# Can I substitute for egg noodles?



## rbmccleary

I'm wanting to make Baverian Stew. It's smoked sausage, green beans, muchroom soup, milk, mustard, and egg noodles. Can I use another kind of noodle?


----------



## pdswife

use any kind you'd like!


----------



## Andy M.

You can use fettucine, spaghetti, ziti, etc.  Any noodle will do.


----------



## StirBlue

rbmccleary said:
			
		

> I'm wanting to make Baverian Stew. It's smoked sausage, green beans, muchroom soup, milk, mustard, and egg noodles. Can I use another kind of noodle?


 
For your recipe, you might want to use elbow, shells, or bowtie.  It will be easier to stir it evenly.  If you only have spaghetti, you need to break it in half before you cook it so your ingredients will not end up in the bottom of the bowl when you toss them together.


----------



## Katie H

One thing I would suggest is that you cook the pasta and add it to the stew just before serving.  This way the pasta won't be mushy and extra starch won't be added to the stew, which would tend to thicken it.


----------



## Michael in FtW

Unless it's a health issue (egg allergy) I would go with the egg noodles.

Trying to keep with the the spirit of the origins of the recipe and the egg noodle (a broad flat noodle) - my first choice would be _Farfalla_ (aka: bow tie or butterfly pasta) as someone has already suggested. My next best choice would be _Pappardelle_ (another broad flat noodle but more the length of spaghetti than egg noodles) if you can find them - you would just need to break them up a bit so they would be more the size (length) of egg noodles. Or, _Tagliatelle -_ another broad flat noodle.  

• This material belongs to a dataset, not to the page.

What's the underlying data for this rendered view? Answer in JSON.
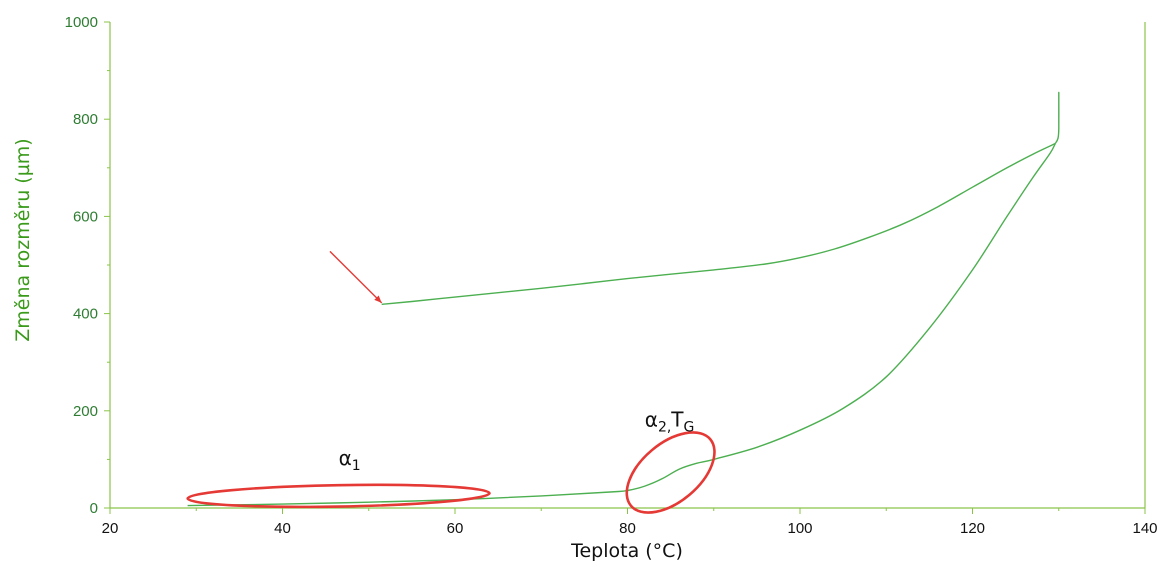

If you have no other options .. then any of a number of small macaroni shapes could be substituted - although the original integrity of the dish will be lost. It will still be good - just not the same.


----------



## Constance

You can buy yolk free wide noodles, if avoiding cholesterol is your intent. I've tried them, and can't tell the difference. 

If you look in your stores freezer section, You should be able to find Reames egg noodles and square rolled dumplings. Both are very good. You might like to use the dumplings instead of noodles.


----------



## mish

For a stew, I would go with a heartier noodle (as Michael mentioned, Pappardelle or Tagliatelle), or spaetzle, rice, mashed potatoes or Perogies on the side.


----------



## StirBlue

I don't know why I didn't think of it before but corkscrew pasta would be perfect.  

My family is not wild about smoked sausage and this recipe might work for them.  I would like to incorporate this style of sausage into my menus because it is so widely available.


----------



## CasperImproved

rbmccleary said:
			
		

> I'm wanting to make Baverian Stew. It's smoked sausage, green beans, muchroom soup, milk, mustard, and egg noodles. Can I use another kind of noodle?



For me, I could not do without good noodles without a very good reason. Egg noodles are noramally required for "great" meals for for me. However, I will use noodles that are yokeless, or wheat when I am trying to do the healthy route.

Casper


----------